Read more: Whistleblowing reports rose by a quarter last year


Bhagani was employed as compliance officer, which meant he was responsible for ensuring that the company adhered with FCA rules and dealt with money-laundering risks.

In July 2020, he froze a multimillion-sum payment in the company accounts that he recognised as an illegal third-party payment, as the payment was not connected to a bank account. He told the tribunal that he believed the payment was to an account owned “by parties connected to Goldenway PM”.

The tribunal heard that Goldenway's director, Bayern Wong, had received advice that the payment was not illegal, and he requested that the money be unfrozen. However, Bhagani told the FCA that he had received no evidence of legal advice.

In February 2022, Bhagani became the sole UK director for the company, after two directors resigned.

Andrew Luen, a project manager based in Hong Kong, emailed Bhagani to say he would be taking over his duties as director and requested the company bank card and password. Bhagani told Luen it was not appropriate for him to take over his duties, as his application had been rejected by the FCA. 

Another incident occurred in June 2022 when Bhagani was asked to sign an appointment letter for a new employee; he raised concerns with the process and refused to sign.

Bhagani later received a warning letter because he had not been “cooperative in assisting the company to enrol appropriate staff”. The letter stated that a further breach could result in suspension and termination of his employment.

He told the tribunal that he was concerned about recruitment at the company as a person he was previously asked to sponsor by the group turned out to be a Chinese agent. 

Luen emailed Bhagani to say that another Hong-Kong based manager, Tim Liu Feng, had been appointed as director.
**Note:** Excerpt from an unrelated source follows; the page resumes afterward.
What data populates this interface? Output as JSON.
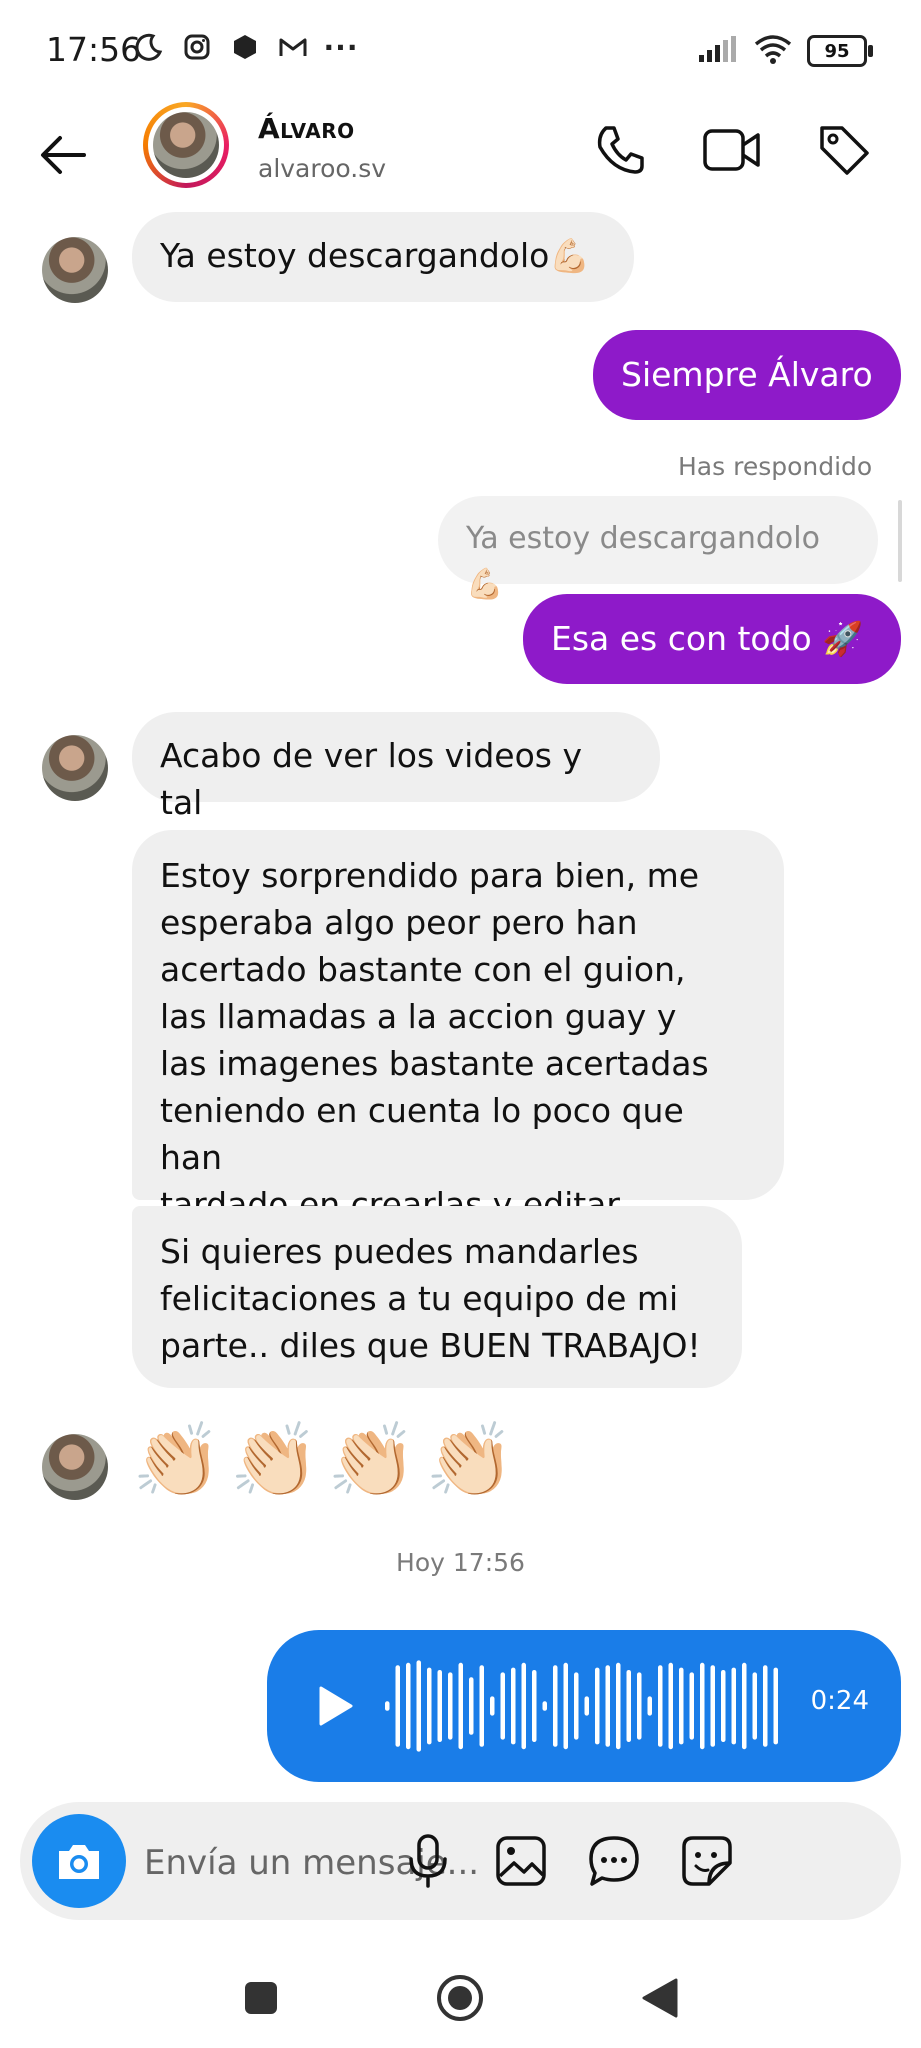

Liu claimed that the HR department for Goldenway PM in Hong Kong had invited him to be a non-executive director. Bhagani again challenged the move.

In July, Bhagani was informed that his directorship had been removed. He contacted the FCA to make a whistleblowing disclosure about the attempted unauthorised appointments of two directors, money laundering and the Chinese espionage incident. 

Shortly afterwards, he was dismissed for gross misconduct. Judge Emery ruled that “the main significant issue in the respondent’s mind when it decided to dismiss the claimant was their knowledge that he had made a complaint to the FSA”.

The tribunal report read: “The respondent had no genuine belief he had committed gross misconduct, ... the reason for dismissal was his public interest disclosures.”

Judge Emery also accepted that Bhagani made the disclosures as he believed Goldenway PM had acted unlawfully. The respondent claimed it had no knowledge that Bhagani made the disclosures to the FCA, but the tribunal rejected this.

Bhagani also told the tribunal he had missed out on a job offer because his reference letter claimed he was dismissed for gross misconduct. The tribunal awarded Bhagani £564,672.46 in damages.

The FCA subsequently banned Goldenway from operating in the UK.


Read more: Apple employee unfairly dismissed for photos of “teenage-style crush”


Regulated firms have a responsibility to facilitate an effective whistleblowing process, Donovan explained.

“Firms must have effective procedures for handling disclosures and safeguarding employees who make a report, and are required to report to the FCA annually on the effectiveness of these systems and controls," he noted.

"The FCA rules make clear that the fitness and propriety of the firm, or relevant members of staff, will be called into question where there is evidence that a firm has acted to the detriment of a whistleblower."

Firms should also ensure that the confidentiality of whistleblowers is protected following a disclosure so they are not subjected to detriment, he added.

Donovan continued: "Regulated firms should ensure that there are protections in place to protect the confidentiality of the whistleblower while the issues are investigated. It is also important to document investigation findings, particularly where it is determined that whistleblowing disclosures are not substantiated.

"This will ensure that there is an audit trail to support a firm's justification for continuing activity that formed the basis of a whistleblowing disclosure.”